Comentário à Missa do próximo domingo
Domingo XXXII Tempo Comum
6 de Novembro de 2011
Santo Agostinho, pensando no vazio da mulher e do homem sem Deus, escreveu: "O nosso coração não tem descanso, ó Deus, até que encontremos descanso em Ti". É razoável crer que Deus, na Sua ânsia por ter comunhão com a humanidade, diga: "o meu coração anela por ti, ó humanidade, até que tu encontres descanso em Mim. Eu amo-te e me comprazo na tua salvação e comunhão". O que concluímos através da razão coincide com a própria afirmação das Escrituras. Deus disse ao Seu povo: "Habitarei e andarei entre eles; serei o seu Deus, e eles serão o meu povo" (2Cor 6, 16). Referindo-se aos que seriam remidos e introduzidos nessa comunhão, Deus disse: "Serei vosso Pai, e vós sereis para mim filhos e filhas" (2Cor 6, 18).
Esta verdade sobre Deus habitar entre o Seu povo deve ser vista em conexão com a Igreja.
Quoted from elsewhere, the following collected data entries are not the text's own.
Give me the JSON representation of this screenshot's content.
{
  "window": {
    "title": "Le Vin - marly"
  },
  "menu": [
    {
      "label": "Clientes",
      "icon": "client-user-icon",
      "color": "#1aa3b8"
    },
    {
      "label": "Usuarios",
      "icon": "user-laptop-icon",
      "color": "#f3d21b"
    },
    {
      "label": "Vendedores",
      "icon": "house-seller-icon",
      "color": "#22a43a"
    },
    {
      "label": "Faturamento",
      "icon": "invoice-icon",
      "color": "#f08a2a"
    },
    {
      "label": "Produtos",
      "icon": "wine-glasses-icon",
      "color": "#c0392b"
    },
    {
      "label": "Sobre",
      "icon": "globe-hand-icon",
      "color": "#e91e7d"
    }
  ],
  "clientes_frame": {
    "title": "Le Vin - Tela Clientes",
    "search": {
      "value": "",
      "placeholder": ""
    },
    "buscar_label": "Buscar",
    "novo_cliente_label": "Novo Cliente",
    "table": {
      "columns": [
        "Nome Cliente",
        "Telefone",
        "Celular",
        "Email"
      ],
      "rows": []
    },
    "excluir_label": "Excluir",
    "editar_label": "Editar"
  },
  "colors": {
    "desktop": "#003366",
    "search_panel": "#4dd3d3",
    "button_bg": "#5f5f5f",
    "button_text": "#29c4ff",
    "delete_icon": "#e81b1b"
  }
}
Na nova aliança, a Igreja é o templo de Deus, uma casa espiritual (1Pe 2, 5), sendo cada cristão, uma pedra viva dessa casa (1Pe 2, 5) e todo o edifício, a habitação de Deus no Espírito Santo (Ef 2, 21-22). Esta consciência devia levar-nos a todos a ter um respeito muito grande uns pelos outros, porque cada pessoa é sinal da presença de Deus.
O livro da Sabedoria que vamos proclamar na missa deste domingo, é um convite a ser feliz. Deus não é um adversário da humanidade, ciumento, preocupado em impedir a felicidade e a realização humana, mas é um Deus de amor, que se preocupa com a felicidade humana e manifesta o desejo que a humanidade se realize plenamente.
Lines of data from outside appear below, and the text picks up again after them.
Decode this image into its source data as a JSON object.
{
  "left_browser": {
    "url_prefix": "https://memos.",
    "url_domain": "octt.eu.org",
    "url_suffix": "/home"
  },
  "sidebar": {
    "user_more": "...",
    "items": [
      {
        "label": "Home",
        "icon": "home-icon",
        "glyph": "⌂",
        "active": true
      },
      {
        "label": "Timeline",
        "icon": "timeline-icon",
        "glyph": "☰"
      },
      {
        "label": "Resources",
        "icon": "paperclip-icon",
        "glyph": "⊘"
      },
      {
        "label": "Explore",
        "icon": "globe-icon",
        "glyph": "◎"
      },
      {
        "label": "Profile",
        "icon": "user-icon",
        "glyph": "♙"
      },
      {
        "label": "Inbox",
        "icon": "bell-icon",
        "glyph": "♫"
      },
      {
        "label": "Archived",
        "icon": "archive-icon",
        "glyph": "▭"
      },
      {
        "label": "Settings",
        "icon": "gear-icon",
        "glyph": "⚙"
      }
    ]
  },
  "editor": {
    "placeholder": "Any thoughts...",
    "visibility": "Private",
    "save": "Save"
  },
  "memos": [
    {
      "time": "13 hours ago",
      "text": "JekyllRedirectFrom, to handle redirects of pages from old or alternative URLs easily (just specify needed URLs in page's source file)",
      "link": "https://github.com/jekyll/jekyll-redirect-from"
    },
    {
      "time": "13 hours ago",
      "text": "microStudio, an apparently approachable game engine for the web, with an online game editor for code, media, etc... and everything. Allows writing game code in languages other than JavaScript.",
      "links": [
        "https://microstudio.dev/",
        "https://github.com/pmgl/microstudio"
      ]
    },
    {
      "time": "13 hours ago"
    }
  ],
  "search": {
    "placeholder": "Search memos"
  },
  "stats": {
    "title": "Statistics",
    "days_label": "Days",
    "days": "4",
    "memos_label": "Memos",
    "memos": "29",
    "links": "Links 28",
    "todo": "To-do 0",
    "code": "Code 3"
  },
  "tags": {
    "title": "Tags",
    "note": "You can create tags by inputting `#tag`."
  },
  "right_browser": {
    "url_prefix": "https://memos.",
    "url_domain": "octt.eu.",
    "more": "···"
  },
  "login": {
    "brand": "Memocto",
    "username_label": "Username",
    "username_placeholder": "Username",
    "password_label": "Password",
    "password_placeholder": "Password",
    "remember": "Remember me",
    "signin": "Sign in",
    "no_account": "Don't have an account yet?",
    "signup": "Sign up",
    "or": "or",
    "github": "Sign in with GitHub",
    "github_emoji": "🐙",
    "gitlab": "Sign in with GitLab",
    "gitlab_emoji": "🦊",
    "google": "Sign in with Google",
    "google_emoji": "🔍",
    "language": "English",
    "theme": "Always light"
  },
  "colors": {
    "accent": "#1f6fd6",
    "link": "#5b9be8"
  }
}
São Paulo nesta passagem da Carta aos Tessalonicenses, garante-nos que diante da promessa da ressurreição, Deus tem um plano de salvação para a humanidade. A vida presente não pode ser única e exclusivamente um drama absurdo, que se for vivido sem esperança e fé numa realidade futura de salvação pode conduzir ao desespero e à infelicidade. Por isso, sem medo de nada nem de ninguém, podemos comprometer-nos na luta pela justiça e pela paz, com a certeza de que a injustiça e a opressão não podem pôr fim à vida que nos anima. Se humanamente sairmos derrotados, divinamente, seremos vencedores. Esta certeza dá sentido à vida e retempera as forças interiores para a esperança. E a vida sem esse condimento da esperança torna-se a mais insossa tristeza do mundo.
A «parábola das dez virgens» no Evangelho de São Mateus, pretende ensinar, que nós cristãos, não podemos afrouxar a vigilância e enfraquecer o nosso compromisso com os valores do Reino. As nossas comunidades às vezes caiem no comodismo, adormecem sobre os costumes, no descuido e no deixa andar, numa vida de fé que não compromete, uma fezada, uma religião de facilidade, pouco comprometida com a realidade, sem testemunho pouco empenhado e pouco coerente… A militância religiosa é um horizonte muito distante nos cristãos. O nosso compromisso com Jesus precisa de renovação constante. Acreditar que Ele vem outra vez, deve desafiar-nos a um compromisso activo com os valores do Evangelho.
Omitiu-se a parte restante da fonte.